Into the Badlands, AMC, 2015-...

C’est une série de guerres qui a mené l’humanité à son autodestruction, il y a de cela environ 500 ans. La scène d’ouverture de la série illustre bien la dualité entre le monde d’avant et celui d’après :


« The wars were so long ago nobody even remembers. Darkness and fear ruled until the time of the barons, seven men and women who forged order out of chaos. People flocked to them for protection. That protection became servitude. They banished guns and trained armies of lethal fighters they called Clippers. This world is built on blood. Nobody is innocent here. Welcome to the Badlands. »

La question de la mémoire est celle qui est mobilisée en premier lieu. Le monde d’avant la destruction de la civilisation se situe dans une généalogie broussailleuse : on ne se souvient plus d’autre chose que de l’ici et du maintenant. C’est là un lieu commun de la dystopie, qui choisit souvent de laisser vagues les circonstances de la chute précipitée du monde. Autre topos du genre : le monde ainsi réorganisé est plongé dans la violence, dans le sang, dans l’épouvante.

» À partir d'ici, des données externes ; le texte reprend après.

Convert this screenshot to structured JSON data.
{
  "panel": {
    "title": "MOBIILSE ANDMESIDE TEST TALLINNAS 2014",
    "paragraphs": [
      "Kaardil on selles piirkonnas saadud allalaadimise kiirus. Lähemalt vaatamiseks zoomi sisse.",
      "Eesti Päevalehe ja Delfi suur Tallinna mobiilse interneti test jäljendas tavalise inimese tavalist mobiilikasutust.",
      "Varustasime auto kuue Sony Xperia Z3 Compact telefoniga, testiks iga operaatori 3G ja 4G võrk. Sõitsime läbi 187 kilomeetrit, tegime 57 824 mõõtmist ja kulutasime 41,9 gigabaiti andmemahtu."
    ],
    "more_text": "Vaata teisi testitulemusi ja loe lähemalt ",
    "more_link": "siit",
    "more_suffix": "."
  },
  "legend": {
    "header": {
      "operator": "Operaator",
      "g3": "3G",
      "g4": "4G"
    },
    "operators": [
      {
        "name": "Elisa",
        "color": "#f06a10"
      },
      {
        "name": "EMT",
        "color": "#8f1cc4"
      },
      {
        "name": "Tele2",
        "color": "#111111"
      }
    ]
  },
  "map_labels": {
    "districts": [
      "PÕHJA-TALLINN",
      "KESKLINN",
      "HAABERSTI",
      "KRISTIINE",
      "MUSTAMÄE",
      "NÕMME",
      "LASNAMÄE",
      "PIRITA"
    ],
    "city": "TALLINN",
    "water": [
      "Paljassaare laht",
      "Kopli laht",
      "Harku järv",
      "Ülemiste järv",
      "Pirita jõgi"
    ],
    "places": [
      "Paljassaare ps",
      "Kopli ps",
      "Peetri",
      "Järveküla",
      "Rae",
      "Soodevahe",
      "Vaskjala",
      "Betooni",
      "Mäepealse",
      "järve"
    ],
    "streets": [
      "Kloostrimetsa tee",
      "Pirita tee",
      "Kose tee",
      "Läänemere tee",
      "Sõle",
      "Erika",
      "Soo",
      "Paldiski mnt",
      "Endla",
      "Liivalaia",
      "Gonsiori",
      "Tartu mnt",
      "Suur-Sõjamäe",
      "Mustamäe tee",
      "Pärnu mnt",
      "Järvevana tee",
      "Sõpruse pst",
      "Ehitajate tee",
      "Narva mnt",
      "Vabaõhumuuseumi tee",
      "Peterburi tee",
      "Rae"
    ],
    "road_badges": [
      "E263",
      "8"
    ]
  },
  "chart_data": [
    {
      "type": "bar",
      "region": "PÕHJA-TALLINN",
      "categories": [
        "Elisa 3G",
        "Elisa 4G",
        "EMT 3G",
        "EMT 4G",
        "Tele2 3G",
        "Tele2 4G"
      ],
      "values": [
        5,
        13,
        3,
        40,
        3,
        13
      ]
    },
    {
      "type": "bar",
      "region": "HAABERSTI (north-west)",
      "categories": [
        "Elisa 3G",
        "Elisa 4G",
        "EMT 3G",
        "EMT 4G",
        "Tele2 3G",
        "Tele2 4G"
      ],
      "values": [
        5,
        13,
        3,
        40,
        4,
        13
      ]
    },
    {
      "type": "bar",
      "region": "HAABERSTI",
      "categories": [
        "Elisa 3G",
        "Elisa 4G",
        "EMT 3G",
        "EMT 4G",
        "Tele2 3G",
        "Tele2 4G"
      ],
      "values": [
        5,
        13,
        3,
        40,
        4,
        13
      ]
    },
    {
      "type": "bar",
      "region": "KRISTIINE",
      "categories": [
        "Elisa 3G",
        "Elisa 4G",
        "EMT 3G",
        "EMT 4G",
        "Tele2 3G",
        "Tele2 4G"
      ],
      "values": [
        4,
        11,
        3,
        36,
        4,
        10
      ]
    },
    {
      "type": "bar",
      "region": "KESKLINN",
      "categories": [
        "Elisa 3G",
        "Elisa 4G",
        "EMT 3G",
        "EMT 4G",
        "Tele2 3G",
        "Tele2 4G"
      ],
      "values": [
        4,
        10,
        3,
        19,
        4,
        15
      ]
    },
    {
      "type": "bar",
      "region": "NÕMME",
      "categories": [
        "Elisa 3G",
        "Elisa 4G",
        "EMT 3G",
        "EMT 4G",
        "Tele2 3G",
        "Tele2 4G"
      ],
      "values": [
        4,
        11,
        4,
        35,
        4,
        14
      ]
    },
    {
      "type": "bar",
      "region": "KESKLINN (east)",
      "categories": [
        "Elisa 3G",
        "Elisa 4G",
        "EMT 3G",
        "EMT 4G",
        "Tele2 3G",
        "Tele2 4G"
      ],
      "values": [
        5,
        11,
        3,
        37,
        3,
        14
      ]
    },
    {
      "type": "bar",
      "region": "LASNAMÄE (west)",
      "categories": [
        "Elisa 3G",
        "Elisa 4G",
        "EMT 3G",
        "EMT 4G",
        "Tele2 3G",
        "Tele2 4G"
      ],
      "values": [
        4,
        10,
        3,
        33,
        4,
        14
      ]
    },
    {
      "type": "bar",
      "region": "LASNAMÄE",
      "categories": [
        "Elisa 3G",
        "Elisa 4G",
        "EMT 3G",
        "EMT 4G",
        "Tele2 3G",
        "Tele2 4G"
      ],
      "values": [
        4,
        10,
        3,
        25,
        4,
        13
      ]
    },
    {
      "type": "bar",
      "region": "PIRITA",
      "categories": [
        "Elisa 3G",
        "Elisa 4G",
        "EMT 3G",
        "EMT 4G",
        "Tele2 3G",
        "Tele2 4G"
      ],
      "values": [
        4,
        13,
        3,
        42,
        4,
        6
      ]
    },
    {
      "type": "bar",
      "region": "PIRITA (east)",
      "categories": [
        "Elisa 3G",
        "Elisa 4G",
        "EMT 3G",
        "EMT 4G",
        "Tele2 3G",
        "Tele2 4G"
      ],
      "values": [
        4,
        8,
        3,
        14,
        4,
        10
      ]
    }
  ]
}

Si on sait peu de choses de ces guerres de l’avant, c’est sans doute pour mieux illustrer les ravages de l’après : dans les Badlands, la logique de la survie prévaut sur toute nécessité.


Dans ce monde nouveau mais terrible, plusieurs éléments de l’ancienne civilisation se perpétuent néanmoins, par exemple la propension à tracer, dans la terre partout ridée de ses désastres, des frontières, des lignes de séparation, des zones d’occupation. Cette façon de penser l’espace, comme un bien partageable et divisible, est la thématique autour de laquelle gravitent les interrogations les plus intéressantes d’Into the Badlands : les mots-frontières, la pratique de la guerre perpétuelle et l’appel de la migration utopique.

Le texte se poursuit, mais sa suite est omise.